Esses escaneamentos mostraram que as pessoas tomando ibudilast tiveram um encolhimento cerebral notavelmente menor do que aqueles que tomaram placebo. Em média, os pacientes sendo tratados com ibudilast tiveram uma perda de tecido cerebral de cerca de 2,5 milímetros a menos do que o grupo de controle, ou 50% de diferença na taxa de perda cerebral.
As descobertas foram publicadas na quinta-feira (30), no periódico New England Journal of Medicine.
“Essas descobertas oferecem um raio de esperança para pessoas com uma forma de esclerose múltipla que causa deficiência a longo prazo mas que não tem muitas opções de tratamento”, disse Walter J. Koroshetz, diretor do Instituto Nacional de Distúrbios Neurológicos e Derrame dos EUA, em um comunicado.
Testes de fase 2 não são feitos para nos dizer de forma definitiva se uma droga funciona, mas, sim, para saber se ela é segura para ser consumida por pacientes. E, nesse aspecto, o ibudilast também passou. As pessoas consumindo o remédio tiveram mais efeitos colaterais do que aquelas com o placebo, como dor de cabeça, depressão e sintomas gastrointestinais, mas eles foram, em grande parte, toleráveis. Entretanto, ainda não se sabe se as pessoas tomando ibudilast terão alguma melhoria em seus sintomas ou no funcionamento geral do cérebro. Essas questões vão, com sorte, ser respondidas em um futuro próximo.
“Nossa esperança é de que o benefício do ibudilast em retardar o encolhimento do cérebro também vá se traduzir em uma progressão diminuída de deficiências físicas associadas em um teste de fase 3 futuro”, disse o autor principal do estudo, Robert Fox, vice-presidente de pesquisa do Cleveland Clinic’s Neurological Institute, em Ohio, em um comunicado.

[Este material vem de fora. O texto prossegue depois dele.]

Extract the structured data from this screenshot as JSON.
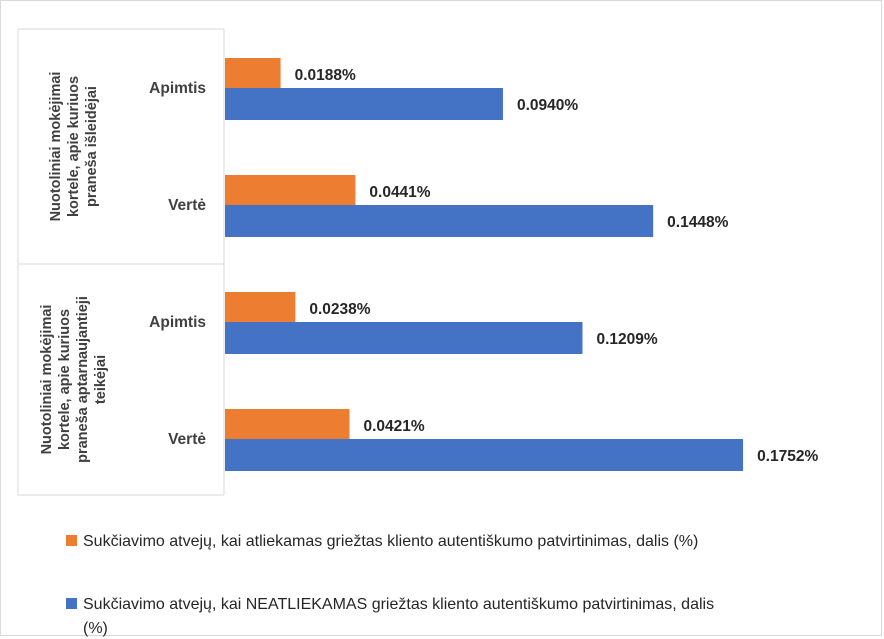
{
  "chart_data": {
    "type": "bar",
    "orientation": "horizontal",
    "groups": [
      {
        "label_lines": [
          "Nuotoliniai mokėjimai",
          "kortele, apie kuriuos",
          "praneša išleidėjai"
        ],
        "categories": [
          "Apimtis",
          "Vertė"
        ]
      },
      {
        "label_lines": [
          "Nuotoliniai mokėjimai",
          "kortele, apie kuriuos",
          "praneša aptarnaujantieji",
          "teikėjai"
        ],
        "categories": [
          "Apimtis",
          "Vertė"
        ]
      }
    ],
    "series": [
      {
        "name": "Sukčiavimo atvejų, kai atliekamas griežtas kliento autentiškumo patvirtinimas, dalis (%)",
        "color": "#ED7D31",
        "values": [
          0.0188,
          0.0441,
          0.0238,
          0.0421
        ],
        "labels": [
          "0.0188%",
          "0.0441%",
          "0.0238%",
          "0.0421%"
        ]
      },
      {
        "name": "Sukčiavimo atvejų, kai NEATLIEKAMAS griežtas kliento autentiškumo patvirtinimas, dalis (%)",
        "name_lines": [
          "Sukčiavimo atvejų, kai NEATLIEKAMAS griežtas kliento autentiškumo patvirtinimas, dalis",
          "(%)"
        ],
        "color": "#4472C4",
        "values": [
          0.094,
          0.1448,
          0.1209,
          0.1752
        ],
        "labels": [
          "0.0940%",
          "0.1448%",
          "0.1209%",
          "0.1752%"
        ]
      }
    ],
    "value_unit": "%",
    "xlim": [
      0,
      0.18
    ],
    "gridlines": false,
    "legend_position": "bottom"
  }
}
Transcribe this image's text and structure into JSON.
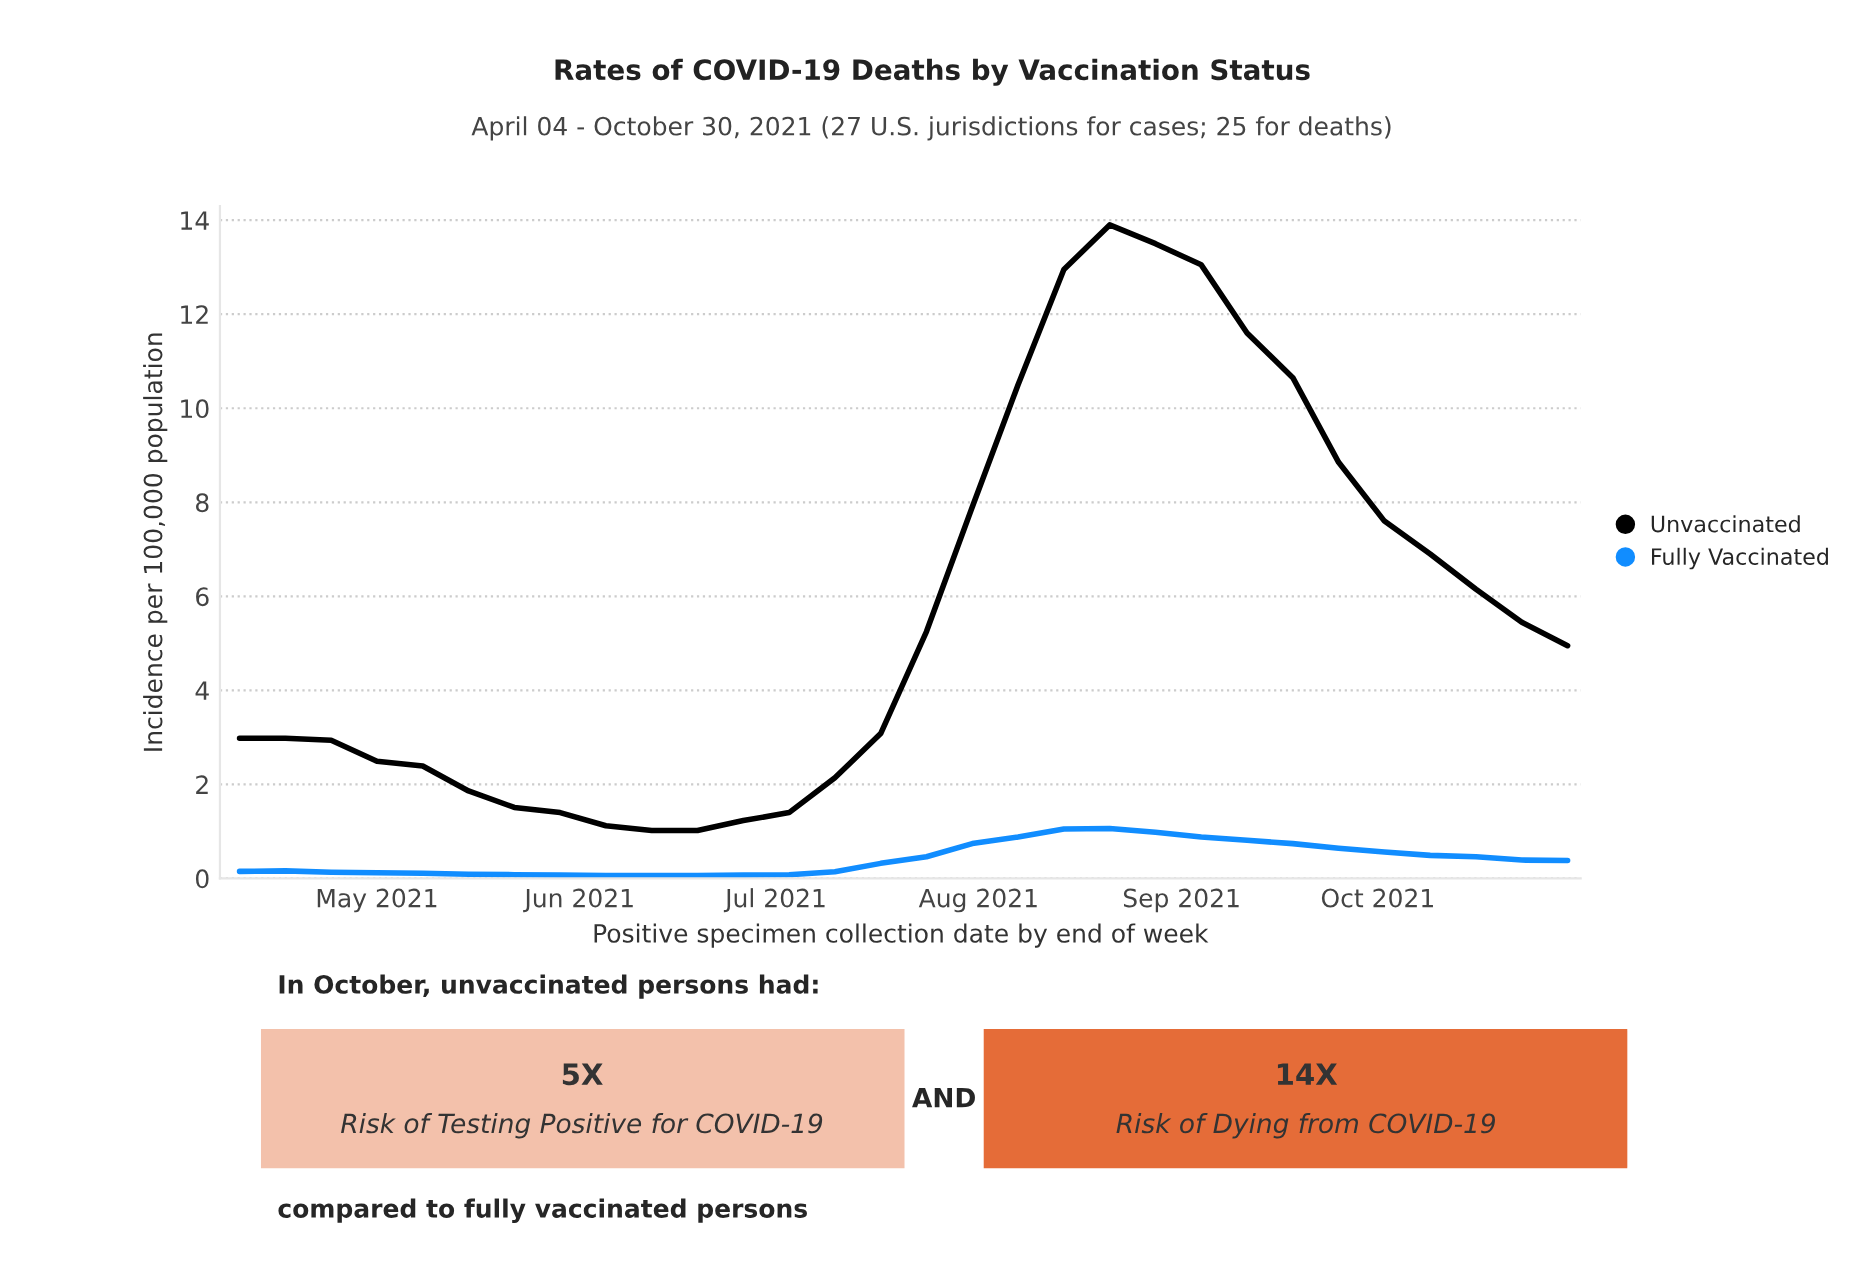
{
  "chart_data": [
    {
      "type": "line",
      "title": "Rates of COVID-19 Deaths by Vaccination Status",
      "subtitle": "April 04 - October 30, 2021 (27 U.S. jurisdictions for cases; 25 for deaths)",
      "xlabel": "Positive specimen collection date by end of week",
      "ylabel": "Incidence per 100,000 population",
      "x": [
        "2021-04-10",
        "2021-04-17",
        "2021-04-24",
        "2021-05-01",
        "2021-05-08",
        "2021-05-15",
        "2021-05-22",
        "2021-05-29",
        "2021-06-05",
        "2021-06-12",
        "2021-06-19",
        "2021-06-26",
        "2021-07-03",
        "2021-07-10",
        "2021-07-17",
        "2021-07-24",
        "2021-07-31",
        "2021-08-07",
        "2021-08-14",
        "2021-08-21",
        "2021-08-28",
        "2021-09-04",
        "2021-09-11",
        "2021-09-18",
        "2021-09-25",
        "2021-10-02",
        "2021-10-09",
        "2021-10-16",
        "2021-10-23",
        "2021-10-30"
      ],
      "series": [
        {
          "name": "Unvaccinated",
          "color": "#000000",
          "values": [
            2.98,
            2.98,
            2.94,
            2.49,
            2.39,
            1.86,
            1.51,
            1.4,
            1.12,
            1.02,
            1.02,
            1.23,
            1.4,
            2.14,
            3.08,
            5.25,
            7.9,
            10.5,
            12.95,
            13.9,
            13.5,
            13.05,
            11.6,
            10.65,
            8.85,
            7.6,
            6.9,
            6.15,
            5.45,
            4.95
          ]
        },
        {
          "name": "Fully Vaccinated",
          "color": "#118dff",
          "values": [
            0.15,
            0.16,
            0.13,
            0.12,
            0.11,
            0.09,
            0.08,
            0.07,
            0.06,
            0.06,
            0.06,
            0.07,
            0.08,
            0.14,
            0.32,
            0.46,
            0.74,
            0.88,
            1.05,
            1.06,
            0.98,
            0.88,
            0.81,
            0.74,
            0.64,
            0.56,
            0.49,
            0.46,
            0.39,
            0.38
          ]
        }
      ],
      "xlim": [
        "2021-04-07",
        "2021-11-01"
      ],
      "xticks": [
        {
          "value": "2021-05-01",
          "label": "May 2021"
        },
        {
          "value": "2021-06-01",
          "label": "Jun 2021"
        },
        {
          "value": "2021-07-01",
          "label": "Jul 2021"
        },
        {
          "value": "2021-08-01",
          "label": "Aug 2021"
        },
        {
          "value": "2021-09-01",
          "label": "Sep 2021"
        },
        {
          "value": "2021-10-01",
          "label": "Oct 2021"
        }
      ],
      "ylim": [
        0,
        14.3
      ],
      "yticks": [
        0,
        2,
        4,
        6,
        8,
        10,
        12,
        14
      ],
      "grid": "y",
      "legend": "right",
      "line_style": "solid"
    },
    {
      "type": "other",
      "annotations": [
        "In October, unvaccinated persons had:",
        "5X",
        "Risk of Testing Positive for COVID-19",
        "AND",
        "14X",
        "Risk of Dying from COVID-19",
        "compared to fully vaccinated persons"
      ],
      "colors": [
        "#f3c1ab",
        "#e56c38"
      ]
    }
  ]
}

Nos Estados Unidos, estima-se que 400 mil pessoas atualmente têm esclerose múltipla, com mais de dois milhões de casos no mundo todo — no Brasil, são mais de 40 mil casos, segundo a Associação Brasileira de Esclerose Múltipla (ABEM). E, embora a doença não seja imediatamente fatal, portadores de esclerose múltipla vivem sete anos a menos que a média, frequentemente com uma qualidade de vida muito pior.